German Protestants assist rebuilding notorious church

The Garrison Church in Potsdam, Germany, would seem an unlikely monument for present-day Christians to want to rebuild.

Located southwest of Berlin, it was the parish church of old-fashioned German militarism.

Built in 1735, the Garrison Church was where prewar Germany’s Protes­tant kaisers, kings, and generals went to pray for victory. The church is notorious in modern German history as the place where Reich president Paul von Hindenburg, a former general in full uniform with medals and spiked helmet, symbolically handed over power to the new chancellor Adolf Hitler in 1933.

A British bombing raid in April 1945 destroyed the baroque church; the ruins were demolished in 1968.

After years of debate, a synod of the Evangelical Church of Berlin-Branden­burg recently approved an interest-free loan of 3.25 million euros ($3.7 million) to start reconstruction of the Potsdam landmark. The synod said it aimed “to support the peace and reconciliation work on the site of the destroyed Gar­rison Church.”

The private foundation driving the project had to drop from its charter a call for the “historically accurate and complete reconstruction.” For now, only the bell tower will be rebuilt, without the swords, pistols, and drums that were carved into the original facade. If a new nave is ever built, it will have to be in a modern style.

A temporary chapel on the church grounds housing a cross of nails, a symbol of postwar reconciliation launched by Britain’s Coventry Cathedral, which was destroyed by German bombers, will be moved to the ground floor room at the base of the rebuilt tower.

“For me, the break with the past is visible in the fact that only the tower is built,” said Markus Dröge, Berlin-Brandenburg’s bishop. “With the cross of nails and the design of the room, everyone will see that this is not just some historicized church.”

Rebuilding monuments in former East Germany that were destroyed in the war has been popular since the two parts of the nation reunited 25 years ago.

The imposing Frauenkirche (Church of Our Lady) in central Dresden was rebuilt from the remaining ruins and reopened in 2005. The reconstruction of the Berlin Palace, the city residence of the kaisers which the communists demolished, is nearing completion.
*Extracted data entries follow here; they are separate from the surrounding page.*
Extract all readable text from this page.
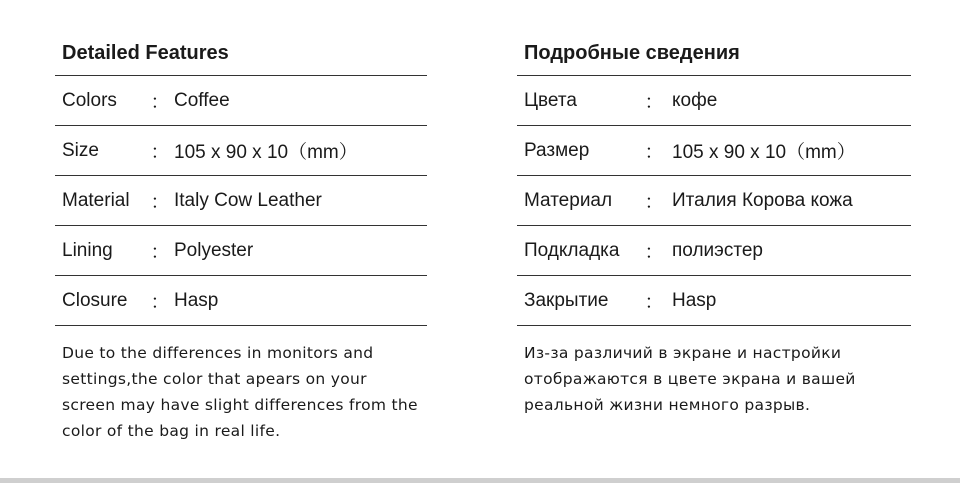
Detailed Features
Colors	： Coffee
Size	： 105 x 90 x 10（mm）
Material	： Italy Cow Leather
Lining	： Polyester
Closure	： Hasp
Due to the differences in monitors and
settings,the color that apears on your
screen may have slight differences from the
color of the bag in real life.
Подробные сведения
Цвета	： кофе
Размер	： 105 x 90 x 10（mm）
Материал	： Италия Корова кожа
Подкладка	： полиэстер
Закрытие	： Hasp
Из-за различий в экране и настройки
отображаются в цвете экрана и вашей
реальной жизни немного разрыв.
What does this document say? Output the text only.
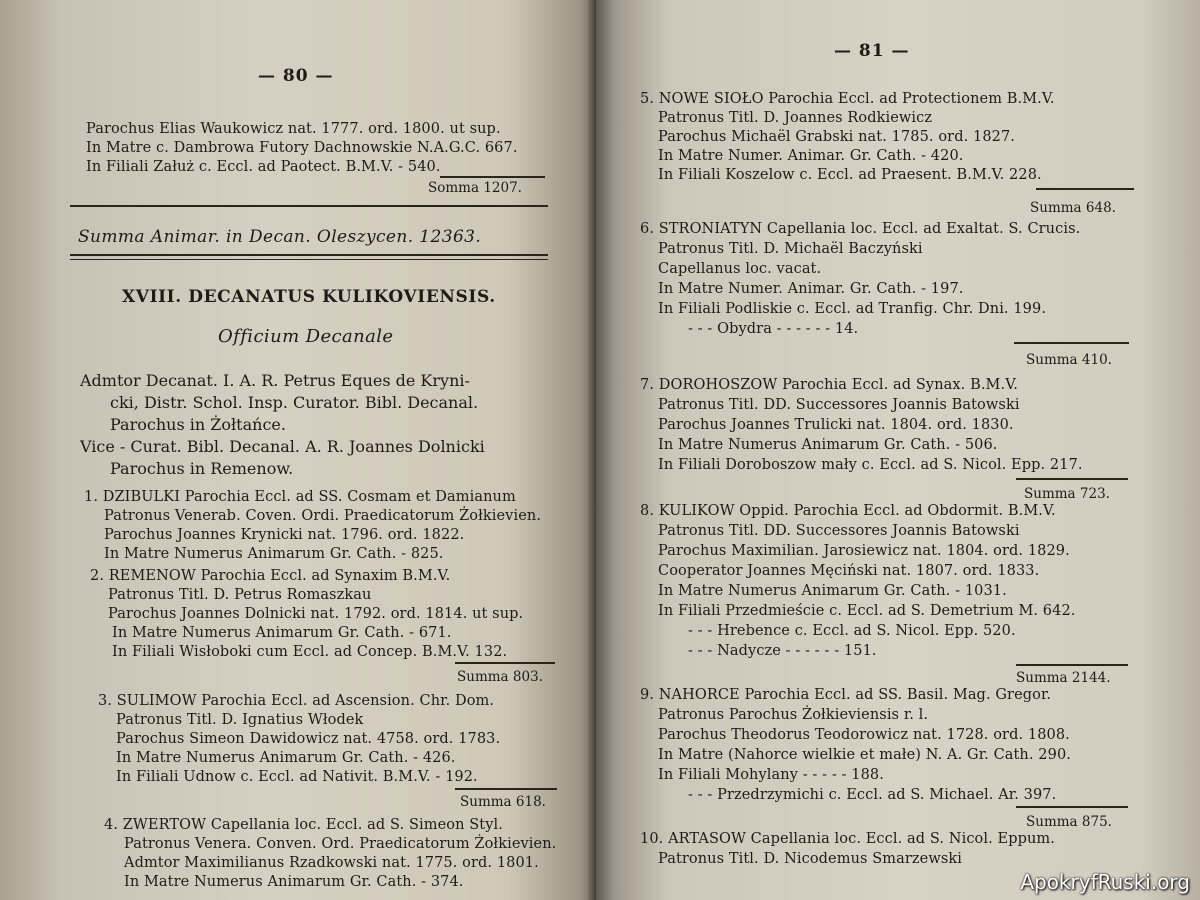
— 80 —
Parochus Elias Waukowicz nat. 1777. ord. 1800. ut sup.
In Matre c. Dambrowa Futory Dachnowskie N.A.G.C. 667.
In Filiali Załuż c. Eccl. ad Paotect. B.M.V. - 540.
Somma 1207.
Summa Animar. in Decan. Oleszycen. 12363.
XVIII. DECANATUS KULIKOVIENSIS.
Officium Decanale
Admtor Decanat. I. A. R. Petrus Eques de Kryni-
cki, Distr. Schol. Insp. Curator. Bibl. Decanal.
Parochus in Żołtańce.
Vice - Curat. Bibl. Decanal. A. R. Joannes Dolnicki
Parochus in Remenow.
1. DZIBULKI Parochia Eccl. ad SS. Cosmam et Damianum
Patronus Venerab. Coven. Ordi. Praedicatorum Żołkievien.
Parochus Joannes Krynicki nat. 1796. ord. 1822.
In Matre Numerus Animarum Gr. Cath. - 825.
2. REMENOW Parochia Eccl. ad Synaxim B.M.V.
Patronus Titl. D. Petrus Romaszkau
Parochus Joannes Dolnicki nat. 1792. ord. 1814. ut sup.
In Matre Numerus Animarum Gr. Cath. - 671.
In Filiali Wisłoboki cum Eccl. ad Concep. B.M.V. 132.
Summa 803.
3. SULIMOW Parochia Eccl. ad Ascension. Chr. Dom.
Patronus Titl. D. Ignatius Włodek
Parochus Simeon Dawidowicz nat. 4758. ord. 1783.
In Matre Numerus Animarum Gr. Cath. - 426.
In Filiali Udnow c. Eccl. ad Nativit. B.M.V. - 192.
Summa 618.
4. ZWERTOW Capellania loc. Eccl. ad S. Simeon Styl.
Patronus Venera. Conven. Ord. Praedicatorum Żołkievien.
Admtor Maximilianus Rzadkowski nat. 1775. ord. 1801.
In Matre Numerus Animarum Gr. Cath. - 374.
— 81 —
5. NOWE SIOŁO Parochia Eccl. ad Protectionem B.M.V.
Patronus Titl. D. Joannes Rodkiewicz
Parochus Michaël Grabski nat. 1785. ord. 1827.
In Matre Numer. Animar. Gr. Cath. - 420.
In Filiali Koszelow c. Eccl. ad Praesent. B.M.V. 228.
Summa 648.
6. STRONIATYN Capellania loc. Eccl. ad Exaltat. S. Crucis.
Patronus Titl. D. Michaël Baczyński
Capellanus loc. vacat.
In Matre Numer. Animar. Gr. Cath. - 197.
In Filiali Podliskie c. Eccl. ad Tranfig. Chr. Dni. 199.
- - - Obydra - - - - - - 14.
Summa 410.
7. DOROHOSZOW Parochia Eccl. ad Synax. B.M.V.
Patronus Titl. DD. Successores Joannis Batowski
Parochus Joannes Trulicki nat. 1804. ord. 1830.
In Matre Numerus Animarum Gr. Cath. - 506.
In Filiali Doroboszow mały c. Eccl. ad S. Nicol. Epp. 217.
Summa 723.
8. KULIKOW Oppid. Parochia Eccl. ad Obdormit. B.M.V.
Patronus Titl. DD. Successores Joannis Batowski
Parochus Maximilian. Jarosiewicz nat. 1804. ord. 1829.
Cooperator Joannes Męciński nat. 1807. ord. 1833.
In Matre Numerus Animarum Gr. Cath. - 1031.
In Filiali Przedmieście c. Eccl. ad S. Demetrium M. 642.
- - - Hrebence c. Eccl. ad S. Nicol. Epp. 520.
- - - Nadycze - - - - - - 151.
Summa 2144.
9. NAHORCE Parochia Eccl. ad SS. Basil. Mag. Gregor.
Patronus Parochus Żołkieviensis r. l.
Parochus Theodorus Teodorowicz nat. 1728. ord. 1808.
In Matre (Nahorce wielkie et małe) N. A. Gr. Cath. 290.
In Filiali Mohylany - - - - - 188.
- - - Przedrzymichi c. Eccl. ad S. Michael. Ar. 397.
Summa 875.
10. ARTASOW Capellania loc. Eccl. ad S. Nicol. Eppum.
Patronus Titl. D. Nicodemus Smarzewski
ApokryfRuski.org
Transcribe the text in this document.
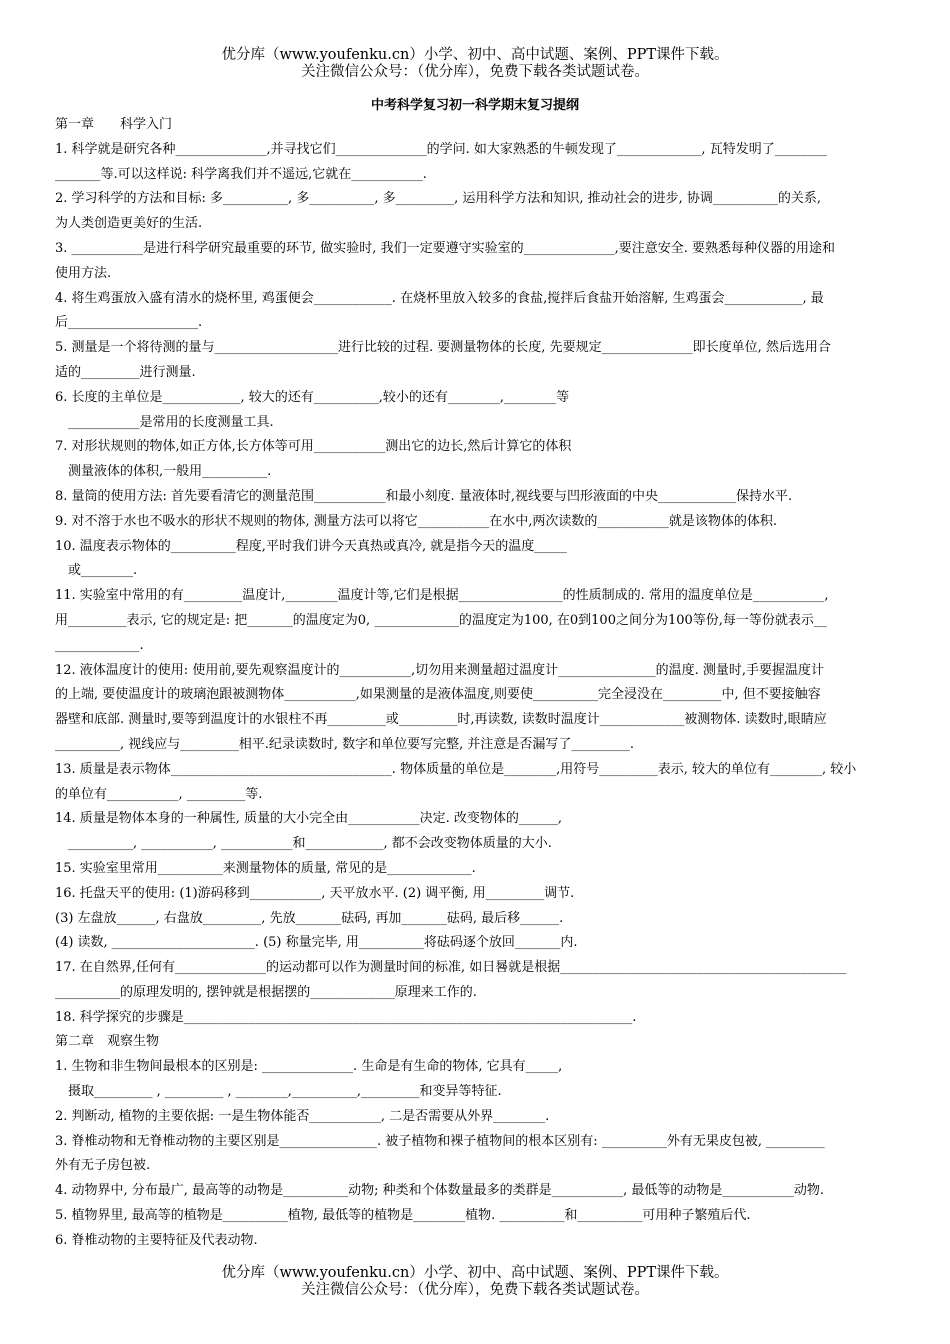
优分库（www.youfenku.cn）小学、初中、高中试题、案例、PPT课件下载。
关注微信公众号：（优分库），免费下载各类试题试卷。
中考科学复习初一科学期末复习提纲

第一章　　科学入门

1. 科学就是研究各种______________,并寻找它们______________的学问. 如大家熟悉的牛顿发现了_____________, 瓦特发明了________

_______等.可以这样说: 科学离我们并不遥远,它就在___________.

2. 学习科学的方法和目标: 多__________, 多__________, 多_________, 运用科学方法和知识, 推动社会的进步, 协调__________的关系,

为人类创造更美好的生活.

3. ___________是进行科学研究最重要的环节, 做实验时, 我们一定要遵守实验室的______________,要注意安全. 要熟悉每种仪器的用途和

使用方法.

4. 将生鸡蛋放入盛有清水的烧杯里, 鸡蛋便会____________. 在烧杯里放入较多的食盐,搅拌后食盐开始溶解, 生鸡蛋会____________, 最

后____________________.

5. 测量是一个将待测的量与___________________进行比较的过程. 要测量物体的长度, 先要规定______________即长度单位, 然后选用合

适的_________进行测量.

6. 长度的主单位是____________, 较大的还有__________,较小的还有________,________等

　___________是常用的长度测量工具.

7. 对形状规则的物体,如正方体,长方体等可用___________测出它的边长,然后计算它的体积

　测量液体的体积,一般用__________.

8. 量筒的使用方法: 首先要看清它的测量范围___________和最小刻度. 量液体时,视线要与凹形液面的中央____________保持水平.

9. 对不溶于水也不吸水的形状不规则的物体, 测量方法可以将它___________在水中,两次读数的___________就是该物体的体积.

10. 温度表示物体的__________程度,平时我们讲今天真热或真冷, 就是指今天的温度_____

　或________.

11. 实验室中常用的有_________温度计,________温度计等,它们是根据________________的性质制成的. 常用的温度单位是___________,

用_________表示, 它的规定是: 把_______的温度定为0, _____________的温度定为100, 在0到100之间分为100等份,每一等份就表示__

_____________.

12. 液体温度计的使用: 使用前,要先观察温度计的___________,切勿用来测量超过温度计_______________的温度. 测量时,手要握温度计

的上端, 要使温度计的玻璃泡跟被测物体___________,如果测量的是液体温度,则要使__________完全浸没在_________中, 但不要接触容

器壁和底部. 测量时,要等到温度计的水银柱不再_________或_________时,再读数, 读数时温度计_____________被测物体. 读数时,眼睛应

__________, 视线应与_________相平.纪录读数时, 数字和单位要写完整, 并注意是否漏写了_________.

13. 质量是表示物体__________________________________. 物体质量的单位是________,用符号_________表示, 较大的单位有________, 较小

的单位有___________, _________等.

14. 质量是物体本身的一种属性, 质量的大小完全由___________决定. 改变物体的______,

　__________, ___________, ___________和____________, 都不会改变物体质量的大小.

15. 实验室里常用__________来测量物体的质量, 常见的是_____________.

16. 托盘天平的使用: (1)游码移到___________, 天平放水平. (2) 调平衡, 用_________调节.

(3) 左盘放______, 右盘放_________, 先放_______砝码, 再加_______砝码, 最后移______.

(4) 读数, ______________________. (5) 称量完毕, 用__________将砝码逐个放回_______内.

17. 在自然界,任何有______________的运动都可以作为测量时间的标准, 如日晷就是根据____________________________________________

__________的原理发明的, 摆钟就是根据摆的_____________原理来工作的.

18. 科学探究的步骤是_____________________________________________________________________.

第二章　观察生物

1. 生物和非生物间最根本的区别是: ______________. 生命是有生命的物体, 它具有_____,

　摄取_________ , _________ , ________,__________,_________和变异等特征.

2. 判断动, 植物的主要依据: 一是生物体能否___________, 二是否需要从外界________.

3. 脊椎动物和无脊椎动物的主要区别是_______________. 被子植物和裸子植物间的根本区别有: __________外有无果皮包被, _________

外有无子房包被.

4. 动物界中, 分布最广, 最高等的动物是__________动物; 种类和个体数量最多的类群是___________, 最低等的动物是___________动物.

5. 植物界里, 最高等的植物是__________植物, 最低等的植物是________植物. __________和__________可用种子繁殖后代.

6. 脊椎动物的主要特征及代表动物.

优分库（www.youfenku.cn）小学、初中、高中试题、案例、PPT课件下载。
关注微信公众号：（优分库），免费下载各类试题试卷。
Critics claim such projects aim to restore some of the glory of the Prussian kingdom that dominated Imperial Ger­many and that the Allied powers dissolved after the war.

Some right-wing West German army officers collected funds in the 1980s and 1990s to resurrect the Garrison Church but failed to get planning permission. A group of mainstream leaders then launched the Potsdam Garrison Church Foundation in 2008.

This group argued that the church was a jewel of German baroque architecture whose tarnished reputation made it an ideal place for today’s Germans to learn more about their history. While they rounded up support and funds, opposition groups emerged. One called For a Potsdam without the Garrison Church collected 14,000 signatures on a petition. Another group, Christians Don’t Need a Garrison Church, linked it to current German army activity abroad.

“We have to ask ourselves what kind of signal we, as a church, want to send in a world where German soldiers are more and more active in wars,” said Hans Misselwitz, a theologian with the second group.

The foundation responded by saying that some army officers who led the failed 1944 assassination plot against Hitler were stationed in Potsdam and worshiped at the Garrison Church.

Unlike many Protestant churches, the Garrison Church did not keep a copy of Hitler’s Mein Kampf on its altar next to the Bible, a spokesman argued. During the war, its organist played tunes by banned Jewish composers on the church’s famous carillon.

By providing the loan, the Berlin-Brandenburg church hierarchy assured itself a role in future planning. Renke Brahms, the head of peace projects for the nationwide Evangelical Church in Germany, will join the foundation’s board of trustees.

The Evangelical Church in Germany is considering making a contribution to the project, which will also get a hefty subsidy from the national government. —Religion News Service

This article was edited on May 24, 2016.

Tom Heneghan

Tom Heneghan writes about religion from Paris.